What 'len' value does journald use?

> other file systems simply have no such ioctl, and they never fragment
> as terribly as btrfs can fragment. hence we don't call that ioctl.

I did explain how to avoid the fragmentation in the first place, to
obviate the need to defragment.

1. nodatacow. journald does this already
2. fallocate the intended final journal file size from the start,
instead of growing them in 8MB increments.
3. Don't reflink copy (including snapshot) the journals. This arguably
is not journald's responsibility but as it creates both the journal/
directory and $MACHINEID directory, it could make one or both of them
as subvolumes instead to ensure they're not subject to snapshotting
from above.


> I'd even be fine dropping it
> entirely, if someone actually can show the benefits of having the
> files unfragmented when archived don't outweigh the downside of
> generating some iops when executing the defragmentation.

I showed that the archived journals have way more fragmentation than
active journals. And the fragments in active journals are
insignificant, and can even be reduced by fully allocating the journal
file to final size rather than appending - which has a good chance of
fragmenting the file on any file system, not just Btrfs.

Further, even *despite* this worse fragmentation of the archived
journals, bcc-tools fileslower shows no meaningful latency as a
result. I wrote this in the previous email. I don't understand what
you want me to show you.

And since journald offers no ability to disable the defragment on
Btrfs, I can't really do a longer term A/B comparison can I?


>i.e. someone
> does some profiling, on both ssd and rotating media. Apparently noone
> who cares about this apparently wants to do such research though, and
> hence I remain deeply unimpressed. Let's not try to do such
> optimizations without any data that actually shows it betters things.

I did provide data. That you don't like what the data shows: archived
journals have more fragments than active journals, is not my fault.
The existing "optimization" is making things worse, in addition to
adding a pile of unnecessary writes upon journal rotation.

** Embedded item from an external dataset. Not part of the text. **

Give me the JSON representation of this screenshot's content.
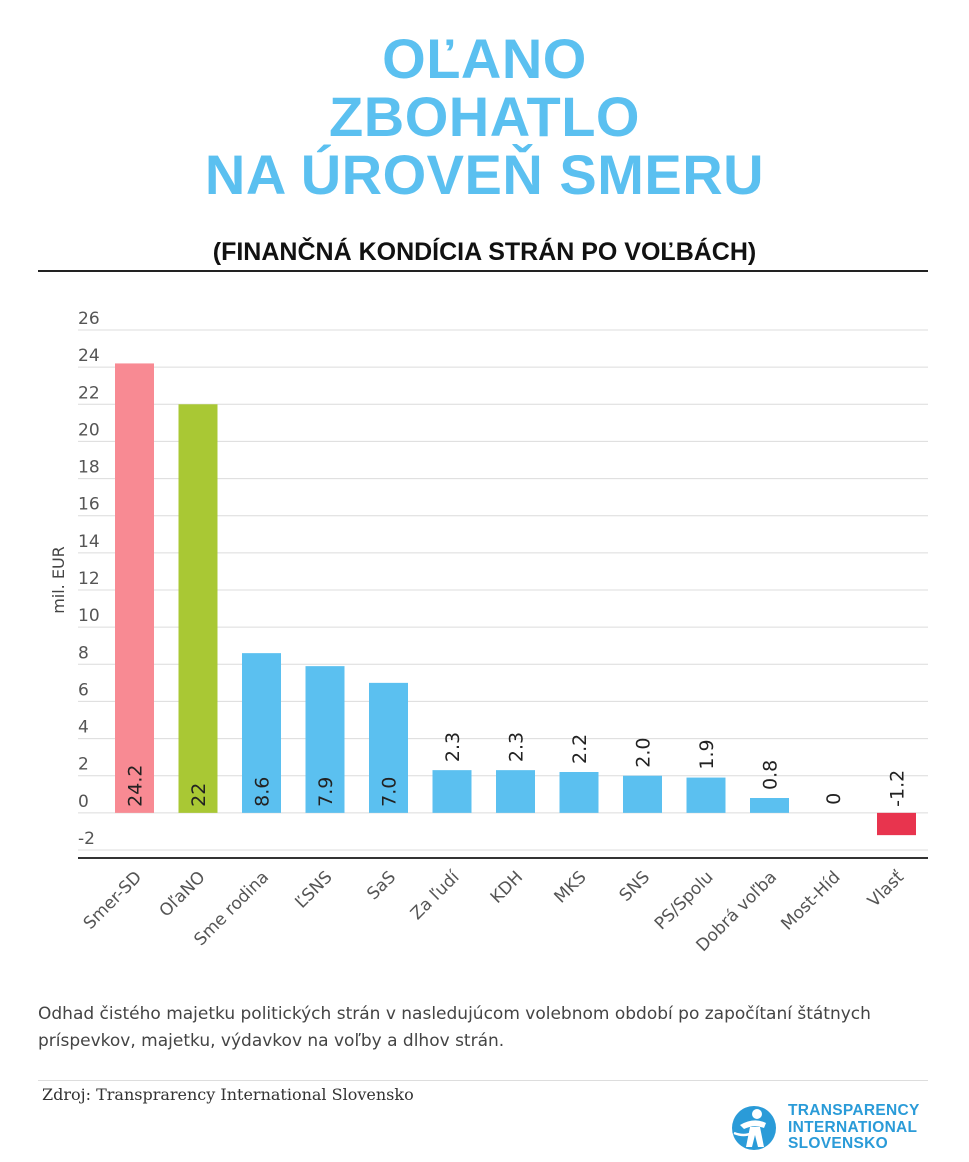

Conversely, you have not provided data proving that nodatacow
fallocated files on Btrfs are any more fragmented than fallocated
files on ext4 or XFS.

2-17 fragments on ext4:
https://pastebin.com/jiPhrDzG
https://pastebin.com/UggEiH2J

That behavior is no different for nodatacow fallocated journals on
Btrfs. There's no point in defragmenting these no matter the file
system. I don't have to profile this on HDD, I know that even in the
best case you're not likely to get (certainly not guaranteed) to get
fewer fragments than this. Defrag on Btrfs is for the thousands of
fragments case, which is what you get with datacow journals.